Les exportations indiennes de riz progressent de 5% grâce au non-basmati
L’Inde a exporté 12,27 millions de tonnes métriques de riz entre janvier et juin 2026, soit 5% de plus que les 11,68 millions de tonnes de l’année précédente. La hausse de 9,6% des expéditions de riz non basmati, soutenue par l’Afrique, a compensé le recul de 5,5% du basmati.
La demande de riz non basmati porte la croissance
Les exportations indiennes de riz ont augmenté de 5% au premier semestre 2026, la demande accrue de variétés non basmati ayant compensé la faiblesse du commerce de basmati. Les expéditions ont atteint 12,27 millions de tonnes métriques entre janvier et juin, contre 11,68 millions de tonnes durant la même période un an plus tôt, selon des sources gouvernementales citées par Devdiscourse.

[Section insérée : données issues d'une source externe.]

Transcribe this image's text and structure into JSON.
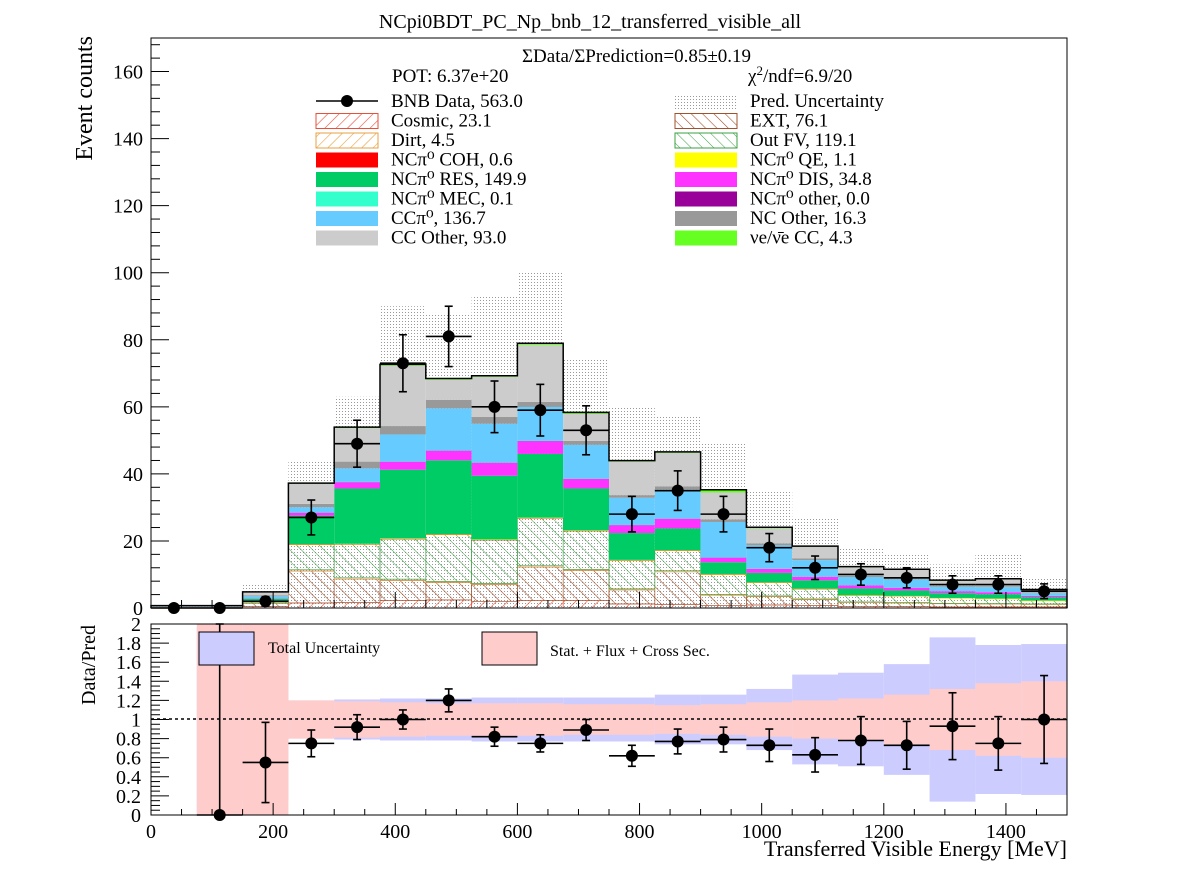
{
  "title": "NCpi0BDT_PC_Np_bnb_12_transferred_visible_all",
  "ratio_text": "ΣData/ΣPrediction=0.85±0.19",
  "pot_text": "POT: 6.37e+20",
  "chi2_text": "χ²/ndf=6.9/20",
  "colors": {
    "cosmic": "#e8503a",
    "ext": "#a0522d",
    "dirt": "#e8a040",
    "outfv": "#3aa040",
    "coh": "#ff0000",
    "qe": "#ffff00",
    "res": "#00cc66",
    "dis": "#ff33ff",
    "mec": "#33ffcc",
    "pi0other": "#990099",
    "cc1pi0": "#66ccff",
    "ncother": "#999999",
    "ccother": "#cccccc",
    "nue": "#66ff22",
    "total_unc": "#ccccff",
    "stat_unc": "#ffcccc"
  },
  "legend": [
    {
      "key": "data",
      "label": "BNB Data, 563.0"
    },
    {
      "key": "unc",
      "label": "Pred. Uncertainty"
    },
    {
      "key": "cosmic",
      "label": "Cosmic, 23.1"
    },
    {
      "key": "ext",
      "label": "EXT, 76.1"
    },
    {
      "key": "dirt",
      "label": "Dirt, 4.5"
    },
    {
      "key": "outfv",
      "label": "Out FV, 119.1"
    },
    {
      "key": "coh",
      "label": "NCπ⁰ COH,  0.6"
    },
    {
      "key": "qe",
      "label": "NCπ⁰ QE,  1.1"
    },
    {
      "key": "res",
      "label": "NCπ⁰ RES,  149.9"
    },
    {
      "key": "dis",
      "label": "NCπ⁰ DIS,  34.8"
    },
    {
      "key": "mec",
      "label": "NCπ⁰ MEC,  0.1"
    },
    {
      "key": "pi0other",
      "label": "NCπ⁰ other,  0.0"
    },
    {
      "key": "cc1pi0",
      "label": "CCπ⁰, 136.7"
    },
    {
      "key": "ncother",
      "label": "NC Other, 16.3"
    },
    {
      "key": "ccother",
      "label": "CC Other, 93.0"
    },
    {
      "key": "nue",
      "label": "νe/ν̄e CC, 4.3"
    }
  ],
  "ratio_legend": {
    "total": "Total Uncertainty",
    "stat": "Stat. + Flux + Cross Sec."
  },
  "chart_data": [
    {
      "type": "bar",
      "stacked": true,
      "title": "NCpi0BDT_PC_Np_bnb_12_transferred_visible_all",
      "xlabel": "Transferred Visible Energy [MeV]",
      "ylabel": "Event counts",
      "xlim": [
        0,
        1500
      ],
      "ylim": [
        0,
        170
      ],
      "yticks": [
        0,
        20,
        40,
        60,
        80,
        100,
        120,
        140,
        160
      ],
      "xticks": [
        0,
        200,
        400,
        600,
        800,
        1000,
        1200,
        1400
      ],
      "bin_edges": [
        0,
        75,
        150,
        225,
        300,
        375,
        450,
        525,
        600,
        675,
        750,
        825,
        900,
        975,
        1050,
        1125,
        1200,
        1275,
        1350,
        1425,
        1500
      ],
      "series": [
        {
          "name": "Cosmic",
          "key": "cosmic",
          "values": [
            0.05,
            0.05,
            0.4,
            1.5,
            1.6,
            2.2,
            2.4,
            2.0,
            2.2,
            2.2,
            1.2,
            1.0,
            0.8,
            0.9,
            0.7,
            0.5,
            0.4,
            0.3,
            0.3,
            0.3
          ]
        },
        {
          "name": "EXT",
          "key": "ext",
          "values": [
            0.1,
            0.1,
            1.0,
            9.5,
            7.0,
            6.0,
            5.2,
            5.0,
            10.0,
            9.0,
            4.2,
            9.8,
            3.0,
            2.5,
            1.8,
            1.2,
            1.1,
            1.0,
            0.9,
            0.8
          ]
        },
        {
          "name": "Dirt",
          "key": "dirt",
          "values": [
            0,
            0,
            0.1,
            0.4,
            0.4,
            0.4,
            0.3,
            0.3,
            0.4,
            0.3,
            0.3,
            0.3,
            0.2,
            0.2,
            0.2,
            0.1,
            0.1,
            0.1,
            0.1,
            0.1
          ]
        },
        {
          "name": "Out FV",
          "key": "outfv",
          "values": [
            0.05,
            0.05,
            0.5,
            7.5,
            10.0,
            12.0,
            14.0,
            13.0,
            14.2,
            11.5,
            8.5,
            6.0,
            6.0,
            4.0,
            3.0,
            2.0,
            2.0,
            1.6,
            1.5,
            1.0
          ]
        },
        {
          "name": "NCπ⁰ COH",
          "key": "coh",
          "values": [
            0,
            0,
            0,
            0.05,
            0.05,
            0.05,
            0.05,
            0.05,
            0.05,
            0.05,
            0.05,
            0.05,
            0.05,
            0.02,
            0.02,
            0.02,
            0.02,
            0.01,
            0.01,
            0.01
          ]
        },
        {
          "name": "NCπ⁰ QE",
          "key": "qe",
          "values": [
            0,
            0,
            0,
            0.1,
            0.1,
            0.1,
            0.1,
            0.1,
            0.1,
            0.1,
            0.1,
            0.1,
            0.1,
            0.05,
            0.05,
            0.02,
            0.02,
            0.01,
            0.01,
            0.01
          ]
        },
        {
          "name": "NCπ⁰ RES",
          "key": "res",
          "values": [
            0,
            0,
            0.8,
            8.5,
            16.5,
            20.5,
            22.0,
            19.0,
            19.0,
            12.5,
            8.0,
            6.5,
            3.5,
            2.8,
            2.5,
            2.0,
            1.6,
            1.4,
            1.3,
            1.0
          ]
        },
        {
          "name": "NCπ⁰ DIS",
          "key": "dis",
          "values": [
            0,
            0,
            0.1,
            1.0,
            2.0,
            2.5,
            3.0,
            4.0,
            4.0,
            3.0,
            2.5,
            3.0,
            1.5,
            1.2,
            1.0,
            0.9,
            0.8,
            0.6,
            0.6,
            0.4
          ]
        },
        {
          "name": "NCπ⁰ MEC",
          "key": "mec",
          "values": [
            0,
            0,
            0,
            0.01,
            0.01,
            0.01,
            0.01,
            0.01,
            0.01,
            0.01,
            0.01,
            0.01,
            0.01,
            0,
            0,
            0,
            0,
            0,
            0,
            0
          ]
        },
        {
          "name": "NCπ⁰ other",
          "key": "pi0other",
          "values": [
            0,
            0,
            0,
            0,
            0,
            0,
            0,
            0,
            0,
            0,
            0,
            0,
            0,
            0,
            0,
            0,
            0,
            0,
            0,
            0
          ]
        },
        {
          "name": "CCπ⁰",
          "key": "cc1pi0",
          "values": [
            0.1,
            0.1,
            0.6,
            1.5,
            4.0,
            8.0,
            12.5,
            11.5,
            10.0,
            10.0,
            8.0,
            8.5,
            10.5,
            7.0,
            5.0,
            2.5,
            2.5,
            1.3,
            1.5,
            0.8
          ]
        },
        {
          "name": "NC Other",
          "key": "ncother",
          "values": [
            0.1,
            0.1,
            0.3,
            1.0,
            2.0,
            2.5,
            2.5,
            2.0,
            1.5,
            1.2,
            0.8,
            1.0,
            0.8,
            0.6,
            0.5,
            0.4,
            0.3,
            0.3,
            0.3,
            0.2
          ]
        },
        {
          "name": "CC Other",
          "key": "ccother",
          "values": [
            0.3,
            0.3,
            1.0,
            6.0,
            10.0,
            18.0,
            6.0,
            12.0,
            17.0,
            8.0,
            10.0,
            10.0,
            8.0,
            4.5,
            3.5,
            2.5,
            2.5,
            1.5,
            2.0,
            0.8
          ]
        },
        {
          "name": "νe/ν̄e CC",
          "key": "nue",
          "values": [
            0,
            0,
            0,
            0.2,
            0.3,
            0.4,
            0.4,
            0.3,
            0.5,
            0.5,
            0.3,
            0.3,
            0.8,
            0.3,
            0.2,
            0.2,
            0.2,
            0.2,
            0.2,
            0.1
          ]
        }
      ],
      "uncertainty_upper": [
        1.0,
        1.0,
        7.0,
        44.0,
        63.0,
        90.0,
        88.0,
        93.0,
        100.0,
        74.0,
        60.0,
        57.0,
        49.0,
        35.0,
        27.0,
        18.0,
        16.0,
        13.0,
        16.0,
        9.0
      ],
      "data": {
        "name": "BNB Data",
        "x": [
          37.5,
          112.5,
          187.5,
          262.5,
          337.5,
          412.5,
          487.5,
          562.5,
          637.5,
          712.5,
          787.5,
          862.5,
          937.5,
          1012.5,
          1087.5,
          1162.5,
          1237.5,
          1312.5,
          1387.5,
          1462.5
        ],
        "y": [
          0,
          0,
          2,
          27,
          49,
          73,
          81,
          60,
          59,
          53,
          28,
          35,
          28,
          18,
          12,
          10,
          9,
          7,
          7,
          5
        ],
        "yerr": [
          0,
          0,
          1.4,
          5.2,
          7.0,
          8.5,
          9.0,
          7.7,
          7.7,
          7.3,
          5.3,
          5.9,
          5.3,
          4.2,
          3.5,
          3.2,
          3.0,
          2.6,
          2.6,
          2.2
        ]
      }
    },
    {
      "type": "bar",
      "xlabel": "Transferred Visible Energy [MeV]",
      "ylabel": "Data/Pred",
      "xlim": [
        0,
        1500
      ],
      "ylim": [
        0,
        2
      ],
      "yticks": [
        0,
        0.2,
        0.4,
        0.6,
        0.8,
        1,
        1.2,
        1.4,
        1.6,
        1.8,
        2
      ],
      "reference_line": 1,
      "bin_edges": [
        0,
        75,
        150,
        225,
        300,
        375,
        450,
        525,
        600,
        675,
        750,
        825,
        900,
        975,
        1050,
        1125,
        1200,
        1275,
        1350,
        1425,
        1500
      ],
      "total_uncertainty": {
        "low": [
          1,
          0.03,
          0.16,
          0.8,
          0.79,
          0.78,
          0.78,
          0.77,
          0.77,
          0.77,
          0.77,
          0.74,
          0.74,
          0.68,
          0.53,
          0.51,
          0.42,
          0.14,
          0.22,
          0.21
        ],
        "high": [
          1,
          1.97,
          1.84,
          1.2,
          1.21,
          1.22,
          1.22,
          1.23,
          1.23,
          1.23,
          1.23,
          1.26,
          1.26,
          1.32,
          1.47,
          1.49,
          1.58,
          1.86,
          1.78,
          1.79
        ]
      },
      "stat_flux_xsec": {
        "low": [
          1,
          0,
          0,
          0.8,
          0.81,
          0.82,
          0.83,
          0.83,
          0.83,
          0.84,
          0.84,
          0.85,
          0.84,
          0.82,
          0.8,
          0.78,
          0.74,
          0.68,
          0.62,
          0.6
        ],
        "high": [
          1,
          2,
          2,
          1.2,
          1.19,
          1.18,
          1.17,
          1.17,
          1.17,
          1.16,
          1.16,
          1.15,
          1.16,
          1.18,
          1.2,
          1.22,
          1.26,
          1.32,
          1.38,
          1.4
        ]
      },
      "data": {
        "x": [
          37.5,
          112.5,
          187.5,
          262.5,
          337.5,
          412.5,
          487.5,
          562.5,
          637.5,
          712.5,
          787.5,
          862.5,
          937.5,
          1012.5,
          1087.5,
          1162.5,
          1237.5,
          1312.5,
          1387.5,
          1462.5
        ],
        "y": [
          null,
          0,
          0.55,
          0.75,
          0.92,
          1.0,
          1.2,
          0.82,
          0.75,
          0.89,
          0.62,
          0.77,
          0.79,
          0.73,
          0.63,
          0.78,
          0.73,
          0.93,
          0.75,
          1.0
        ],
        "yerr": [
          null,
          2,
          0.42,
          0.14,
          0.13,
          0.1,
          0.12,
          0.1,
          0.09,
          0.11,
          0.11,
          0.13,
          0.13,
          0.17,
          0.18,
          0.25,
          0.25,
          0.35,
          0.28,
          0.46
        ]
      }
    }
  ]
}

Les deux principaux segments ont évolué en sens inverse. Les exportations de riz non basmati ont progressé de 9,6%, principalement grâce aux achats de pays africains. Les expéditions de basmati ont reculé de 5,5%, les tensions géopolitiques ayant perturbé les échanges avec les marchés du Golfe. L’expansion de la catégorie non basmati, qui représente les plus gros volumes, a permis aux exportations totales de progresser malgré le repli du segment haut de gamme.

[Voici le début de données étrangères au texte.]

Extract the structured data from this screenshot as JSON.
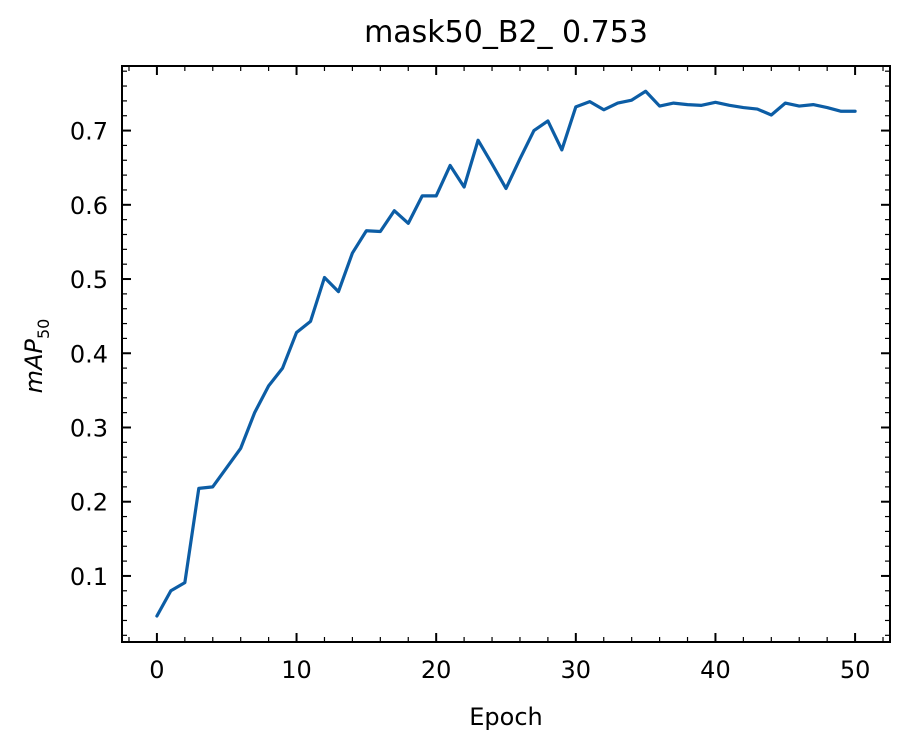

Les marchés africains soutiennent les volumes
La demande africaine a constitué le principal moteur de croissance des exportations de riz non basmati. Ces marchés sont particulièrement sensibles au coût des denrées alimentaires, ce qui rend le prix compétitif du riz indien important pour les importateurs comme pour les consommateurs. L’Inde livre également des volumes significatifs à l’Asie et exerce ainsi une influence sur l’approvisionnement de deux grandes régions consommatrices.

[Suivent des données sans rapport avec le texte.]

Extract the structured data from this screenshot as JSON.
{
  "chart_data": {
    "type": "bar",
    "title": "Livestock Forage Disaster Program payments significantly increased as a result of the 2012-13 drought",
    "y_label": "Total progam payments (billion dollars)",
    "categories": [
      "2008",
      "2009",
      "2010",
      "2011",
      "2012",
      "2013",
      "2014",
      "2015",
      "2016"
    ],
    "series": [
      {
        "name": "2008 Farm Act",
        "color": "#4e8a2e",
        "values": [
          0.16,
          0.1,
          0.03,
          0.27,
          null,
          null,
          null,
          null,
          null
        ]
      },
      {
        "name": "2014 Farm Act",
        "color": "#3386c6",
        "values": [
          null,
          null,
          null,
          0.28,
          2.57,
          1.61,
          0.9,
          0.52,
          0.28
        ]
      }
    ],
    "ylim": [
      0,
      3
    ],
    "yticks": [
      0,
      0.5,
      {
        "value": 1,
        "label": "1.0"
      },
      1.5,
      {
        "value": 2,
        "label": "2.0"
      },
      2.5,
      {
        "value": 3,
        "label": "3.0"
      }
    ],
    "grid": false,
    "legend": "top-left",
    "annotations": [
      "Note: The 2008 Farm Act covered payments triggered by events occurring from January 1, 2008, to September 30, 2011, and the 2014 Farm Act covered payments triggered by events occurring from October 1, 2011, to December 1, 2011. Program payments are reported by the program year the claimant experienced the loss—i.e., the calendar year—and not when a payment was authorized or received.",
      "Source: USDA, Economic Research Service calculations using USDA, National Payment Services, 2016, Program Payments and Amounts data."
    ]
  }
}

Des prix compétitifs face aux autres grands exportateurs ont aidé les fournisseurs indiens à accroître leurs volumes. Pour les importateurs africains, la hausse des livraisons indiennes améliore l’accès à une denrée de base abordable et fournit une solution de remplacement lorsque la production ou l’offre diminue ailleurs. Pour les transformateurs, exportateurs et négociants indiens, ces chiffres montrent que la demande générale de riz moins cher peut compenser la faiblesse d’une catégorie haut de gamme destinée à une autre clientèle.
L’offre indienne reste déterminante pour les prix mondiaux
L’Inde représente plus de 40% des exportations mondiales de riz, selon Devdiscourse. Les variations de ses expéditions influencent donc davantage la disponibilité internationale et la formation des prix que celles des fournisseurs plus modestes. La progression à 12,27 millions de tonnes métriques a ajouté de l’offre sur le marché mondial alors que les inquiétudes concernant les effets du phénomène El Niño sur la production alimentaient l’incertitude.
L’augmentation des exportations indiennes peut limiter la pression haussière sur les prix du riz, surtout sur les marchés africains et asiatiques sensibles aux coûts. Les résultats du premier semestre révèlent toutefois une fracture dans le commerce : le non-basmati profite d’une large demande de produits alimentaires de base, tandis que le basmati reste plus exposé aux conditions géopolitiques et à l’accès aux acheteurs du Golfe. La hausse globale de 5% montre que la diversité des produits et des destinations soutient la résistance des exportations indiennes. Le recul de 5,5% du basmati demeure néanmoins préoccupant pour les producteurs et négociants spécialisés dans ce segment à plus forte valeur.